Common Dreams / Published on Saturday, April 29, 2006 by the International Herald Tribune
The specter of Anglo-American market capitalism dominated France's student unrest in March and April, and motivated popular rejection in France a year ago of the proposed new European Union constitution.
The election that has just given Italy a fragile center- left coalition, and recent conflict in German industry, involved the same question: how to remodel national economies, or whether to remodel them at all.
Advocates of the new model capitalism, and the globalization project that goes with it, like to present it as an expression of historical necessity, rooted in classical economics and embodying irrefutable laws. It is progress itself, they say. Those who do not conform to the rules of modern market capitalism, and do not offer the human sacrifices of lost employment and diminished living standards that the market demands, will fall by the wayside of history.
This is simply untrue, although most of those who say it undoubtedly believe it.
The new American and British market capitalist model, which dictated deregulation of industry and privatization of state enterprises in the 1970s, and globalization of international markets in the 1990s, exists as a result of free political decisions and ideological choices that were anything but inevitable. History may one day describe them as having been perverse and socially destructive.
Two of the most important influences on the new capitalism were academic in origin, and the third, improbably, was an instance of romanticized egoism.
The first influence was monetarist economic theory. This in principle excluded social considerations from economic policy decision. Government economic policy was to be made chiefly in response to a single objectively determinable factor, the money supply. The effect of this new theory was to "dehumanize" economic policy, previously held to be closely related to political considerations, as was the case with the Keynesian tradition that monetarism challenged.

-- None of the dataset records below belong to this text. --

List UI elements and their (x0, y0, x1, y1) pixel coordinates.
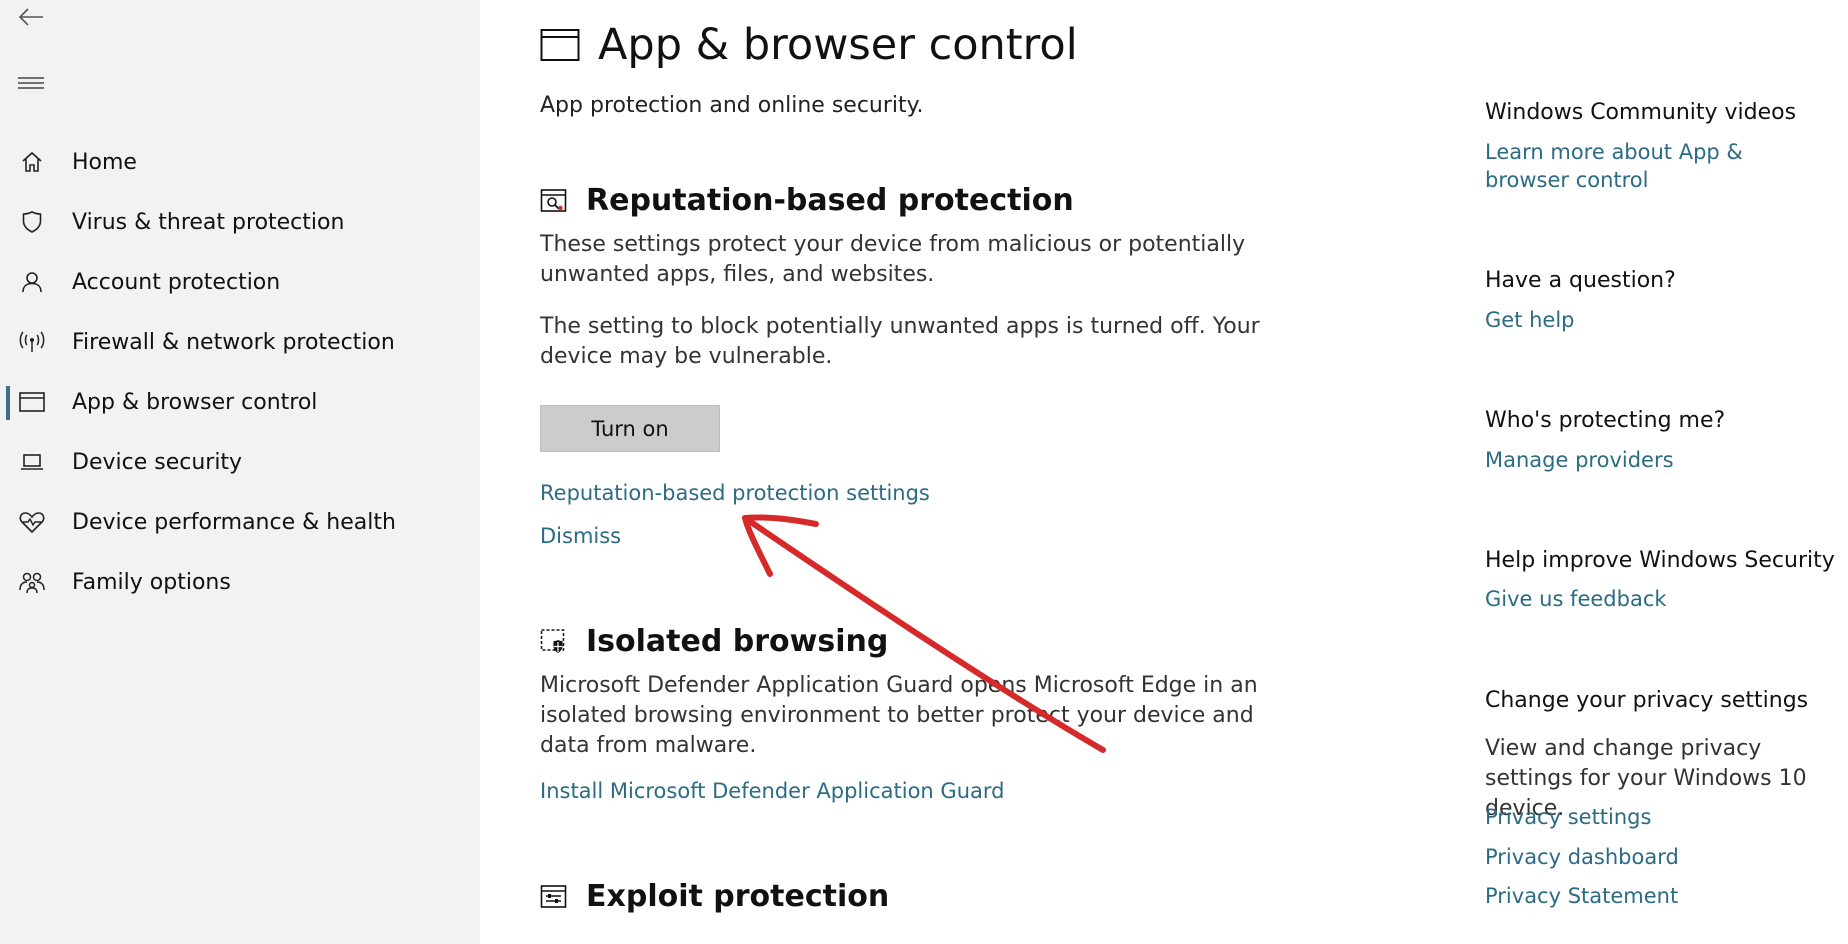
home-icon (19, 149, 45, 175)
isolated-section-header: Isolated browsing (540, 624, 888, 659)
exploit-section-header: Exploit protection (540, 879, 889, 914)
sidebar-item-label: App & browser control (72, 389, 318, 415)
page-header: App & browser control (540, 20, 1078, 70)
laptop-icon (19, 449, 45, 475)
back-button[interactable] (14, 2, 48, 32)
app-window-icon (540, 29, 580, 61)
page-subtitle: App protection and online security. (540, 93, 924, 118)
learn-more-link[interactable]: Learn more about App & browser control (1485, 138, 1805, 194)
shield-icon (19, 209, 45, 235)
sidebar-item-device-security[interactable]: Device security (0, 432, 480, 492)
reputation-title: Reputation-based protection (586, 183, 1074, 218)
privacy-settings-link[interactable]: Privacy settings (1485, 803, 1651, 831)
turn-on-button[interactable]: Turn on (540, 405, 720, 452)
reputation-settings-link[interactable]: Reputation-based protection settings (540, 481, 930, 505)
back-arrow-icon (18, 8, 43, 26)
sidebar-item-virus-threat-protection[interactable]: Virus & threat protection (0, 192, 480, 252)
exploit-title: Exploit protection (586, 879, 890, 914)
get-help-link[interactable]: Get help (1485, 306, 1575, 334)
improve-heading: Help improve Windows Security (1485, 548, 1835, 573)
sidebar-item-app-browser-control[interactable]: App & browser control (0, 372, 480, 432)
sidebar-item-family-options[interactable]: Family options (0, 552, 480, 612)
community-videos-heading: Windows Community videos (1485, 100, 1797, 125)
isolated-description: Microsoft Defender Application Guard ope… (540, 673, 1258, 758)
give-feedback-link[interactable]: Give us feedback (1485, 585, 1667, 613)
person-icon (19, 269, 45, 295)
isolated-browsing-icon (540, 628, 565, 653)
sidebar-item-label: Device security (72, 449, 243, 475)
privacy-heading: Change your privacy settings (1485, 688, 1809, 713)
sidebar-item-device-performance-health[interactable]: Device performance & health (0, 492, 480, 552)
sidebar-item-label: Virus & threat protection (72, 209, 345, 235)
heart-pulse-icon (19, 509, 45, 535)
reputation-warning: The setting to block potentially unwante… (540, 314, 1260, 369)
question-heading: Have a question? (1485, 268, 1676, 293)
reputation-icon (540, 188, 567, 212)
privacy-statement-link[interactable]: Privacy Statement (1485, 882, 1678, 910)
page-title: App & browser control (598, 20, 1078, 70)
sidebar: Home Virus & threat protection Account p… (0, 0, 480, 944)
sidebar-item-label: Home (72, 149, 137, 175)
sidebar-nav: Home Virus & threat protection Account p… (0, 132, 480, 612)
sidebar-item-account-protection[interactable]: Account protection (0, 252, 480, 312)
isolated-title: Isolated browsing (586, 624, 889, 659)
dismiss-link[interactable]: Dismiss (540, 524, 621, 548)
install-application-guard-link[interactable]: Install Microsoft Defender Application G… (540, 779, 1004, 803)
sidebar-item-label: Account protection (72, 269, 281, 295)
hamburger-menu-icon (18, 77, 44, 89)
sidebar-item-label: Device performance & health (72, 509, 396, 535)
manage-providers-link[interactable]: Manage providers (1485, 446, 1674, 474)
menu-button[interactable] (14, 66, 48, 100)
app-window-icon (19, 389, 45, 415)
sidebar-item-label: Family options (72, 569, 231, 595)
sidebar-item-firewall-network-protection[interactable]: Firewall & network protection (0, 312, 480, 372)
reputation-description: These settings protect your device from … (540, 232, 1246, 287)
wireless-icon (19, 329, 45, 355)
exploit-protection-icon (540, 884, 567, 908)
family-icon (19, 569, 45, 595)
reputation-section-header: Reputation-based protection (540, 183, 1074, 218)
privacy-dashboard-link[interactable]: Privacy dashboard (1485, 843, 1679, 871)
sidebar-item-label: Firewall & network protection (72, 329, 395, 355)
protecting-heading: Who's protecting me? (1485, 408, 1726, 433)
sidebar-item-home[interactable]: Home (0, 132, 480, 192)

The second influence was primarily political, a reaction to 20th-century totalitarianism. Working in London in the 1930s, the Austrian political theorist and economist Friedrich von Hayek began as a critic of Keynes, but eventually widened his argument so as to assert as a matter of principle that state intervention in society, even in democratic political systems, amounted to a "Road to Serfdom" (the title of a book he published in 1944).

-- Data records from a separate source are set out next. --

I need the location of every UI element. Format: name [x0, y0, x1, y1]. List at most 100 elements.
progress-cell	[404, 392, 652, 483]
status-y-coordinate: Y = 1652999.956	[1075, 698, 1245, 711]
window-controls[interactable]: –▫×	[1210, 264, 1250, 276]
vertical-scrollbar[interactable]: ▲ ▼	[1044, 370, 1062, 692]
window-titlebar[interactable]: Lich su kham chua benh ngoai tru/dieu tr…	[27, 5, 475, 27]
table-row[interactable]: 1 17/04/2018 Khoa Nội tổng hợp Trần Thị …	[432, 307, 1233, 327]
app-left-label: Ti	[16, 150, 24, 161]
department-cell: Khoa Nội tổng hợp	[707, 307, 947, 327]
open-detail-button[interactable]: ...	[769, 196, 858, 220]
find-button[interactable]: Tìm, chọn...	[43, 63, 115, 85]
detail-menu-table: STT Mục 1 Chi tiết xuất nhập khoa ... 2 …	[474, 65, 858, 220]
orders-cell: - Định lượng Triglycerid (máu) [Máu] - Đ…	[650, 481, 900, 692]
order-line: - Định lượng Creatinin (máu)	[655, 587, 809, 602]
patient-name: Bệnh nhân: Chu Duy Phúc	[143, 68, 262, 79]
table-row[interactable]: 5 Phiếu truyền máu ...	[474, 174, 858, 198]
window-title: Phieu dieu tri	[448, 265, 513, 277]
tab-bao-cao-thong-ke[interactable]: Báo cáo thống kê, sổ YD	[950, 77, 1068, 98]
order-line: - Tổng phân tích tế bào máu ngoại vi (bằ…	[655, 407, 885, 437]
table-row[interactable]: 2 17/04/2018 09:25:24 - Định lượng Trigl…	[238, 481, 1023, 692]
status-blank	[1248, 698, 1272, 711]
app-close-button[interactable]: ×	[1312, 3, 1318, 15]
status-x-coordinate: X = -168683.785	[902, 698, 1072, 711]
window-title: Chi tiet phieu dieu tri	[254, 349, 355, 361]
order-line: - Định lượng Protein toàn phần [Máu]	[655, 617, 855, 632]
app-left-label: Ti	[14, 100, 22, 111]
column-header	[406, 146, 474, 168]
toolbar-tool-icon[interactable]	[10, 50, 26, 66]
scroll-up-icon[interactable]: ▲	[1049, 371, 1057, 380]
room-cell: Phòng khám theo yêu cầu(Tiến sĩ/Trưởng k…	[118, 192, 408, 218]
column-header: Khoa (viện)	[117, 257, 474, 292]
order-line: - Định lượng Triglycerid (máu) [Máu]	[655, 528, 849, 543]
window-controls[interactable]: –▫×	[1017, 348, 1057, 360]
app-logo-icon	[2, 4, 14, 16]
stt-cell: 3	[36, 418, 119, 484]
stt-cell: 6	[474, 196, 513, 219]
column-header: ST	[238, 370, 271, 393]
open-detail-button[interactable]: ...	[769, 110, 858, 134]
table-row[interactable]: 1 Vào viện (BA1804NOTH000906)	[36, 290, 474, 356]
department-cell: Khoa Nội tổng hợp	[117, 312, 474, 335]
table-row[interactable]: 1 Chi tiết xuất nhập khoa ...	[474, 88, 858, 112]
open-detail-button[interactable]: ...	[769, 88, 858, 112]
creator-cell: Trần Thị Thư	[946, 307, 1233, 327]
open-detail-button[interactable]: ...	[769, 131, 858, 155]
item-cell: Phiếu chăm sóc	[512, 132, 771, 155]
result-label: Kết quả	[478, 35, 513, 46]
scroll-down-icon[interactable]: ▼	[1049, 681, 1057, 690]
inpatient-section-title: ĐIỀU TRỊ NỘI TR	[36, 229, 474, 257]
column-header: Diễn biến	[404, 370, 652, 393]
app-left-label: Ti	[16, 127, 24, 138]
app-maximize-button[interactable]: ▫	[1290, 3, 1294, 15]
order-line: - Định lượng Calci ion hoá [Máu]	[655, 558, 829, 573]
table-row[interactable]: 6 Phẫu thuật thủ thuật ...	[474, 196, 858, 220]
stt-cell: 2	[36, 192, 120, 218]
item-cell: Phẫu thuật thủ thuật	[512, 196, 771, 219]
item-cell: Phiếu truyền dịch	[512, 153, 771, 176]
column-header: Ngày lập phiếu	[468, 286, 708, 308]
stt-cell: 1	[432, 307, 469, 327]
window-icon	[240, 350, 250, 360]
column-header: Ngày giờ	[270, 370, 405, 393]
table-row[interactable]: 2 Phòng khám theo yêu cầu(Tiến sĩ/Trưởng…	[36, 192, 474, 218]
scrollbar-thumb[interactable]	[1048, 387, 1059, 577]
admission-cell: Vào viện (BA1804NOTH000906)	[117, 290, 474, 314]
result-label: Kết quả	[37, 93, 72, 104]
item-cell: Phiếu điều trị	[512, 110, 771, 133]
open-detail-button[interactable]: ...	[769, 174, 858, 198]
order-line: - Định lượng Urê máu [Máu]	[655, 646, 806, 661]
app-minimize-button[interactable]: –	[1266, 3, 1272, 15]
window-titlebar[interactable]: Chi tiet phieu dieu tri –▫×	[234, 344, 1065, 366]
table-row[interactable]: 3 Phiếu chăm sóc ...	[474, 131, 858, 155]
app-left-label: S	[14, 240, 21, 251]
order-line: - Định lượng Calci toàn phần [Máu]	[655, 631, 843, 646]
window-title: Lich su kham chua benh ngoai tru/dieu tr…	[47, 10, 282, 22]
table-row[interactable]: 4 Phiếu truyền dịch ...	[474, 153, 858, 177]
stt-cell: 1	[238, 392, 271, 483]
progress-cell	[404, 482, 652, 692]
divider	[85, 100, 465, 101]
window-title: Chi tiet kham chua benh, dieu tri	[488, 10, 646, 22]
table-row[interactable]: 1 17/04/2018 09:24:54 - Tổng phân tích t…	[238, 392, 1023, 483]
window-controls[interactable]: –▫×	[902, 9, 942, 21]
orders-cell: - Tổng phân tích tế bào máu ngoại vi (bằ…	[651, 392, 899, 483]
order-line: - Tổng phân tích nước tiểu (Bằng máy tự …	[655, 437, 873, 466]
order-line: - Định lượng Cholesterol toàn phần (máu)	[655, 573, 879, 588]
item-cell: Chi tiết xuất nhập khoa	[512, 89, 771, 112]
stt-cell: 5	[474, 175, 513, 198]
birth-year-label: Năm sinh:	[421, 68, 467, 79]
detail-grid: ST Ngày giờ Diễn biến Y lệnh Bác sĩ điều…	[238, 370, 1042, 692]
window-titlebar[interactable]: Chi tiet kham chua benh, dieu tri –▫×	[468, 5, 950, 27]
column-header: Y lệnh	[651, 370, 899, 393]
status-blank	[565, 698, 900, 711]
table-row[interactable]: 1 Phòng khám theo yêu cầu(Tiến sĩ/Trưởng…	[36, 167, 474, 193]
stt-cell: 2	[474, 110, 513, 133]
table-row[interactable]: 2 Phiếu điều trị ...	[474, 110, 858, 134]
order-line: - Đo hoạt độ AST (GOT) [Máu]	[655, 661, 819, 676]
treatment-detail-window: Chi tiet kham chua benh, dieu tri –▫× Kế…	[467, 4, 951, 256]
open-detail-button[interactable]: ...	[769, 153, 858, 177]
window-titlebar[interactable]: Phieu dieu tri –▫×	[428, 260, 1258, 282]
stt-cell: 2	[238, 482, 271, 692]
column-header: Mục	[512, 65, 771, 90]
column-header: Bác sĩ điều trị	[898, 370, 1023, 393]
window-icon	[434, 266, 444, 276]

State intervention in economy and society threatened human liberty. The free market produced economic efficiency and human freedom. Hayek had a great influence on Margaret Thatcher.
The third influence was an eccentric one, important in the United States. It was the creation by a Russian-American novelist, Ayn Rand, of a "philosophy" of heroic egoism and pursuit of individual self-interest (against the mob and the weak) by superior persons. Her ideas responded to the longings of impressionable college students (including Alan Greenspan) and her views became something of a mid-century American cult, if not a sect.
This is what underlay the transformation of American corporate culture, and of the American business corporation from an institution with national identity, constrained to reconcile interests of owners, employees and community, into the modern global corporation, effectively controlled by its managers and mandated to the single objective of producing "value" for stockholders, while handsomely rewarded its executives.
This change transformed labor into an anonymous commodity and put both blue-collar and white-collar staff into competition with an effectively unlimited global labor supply, resulting in employment insecurity, reduced or static wages, diminished or eliminated benefits and pensions, and the destructive social pressures of falling living standards.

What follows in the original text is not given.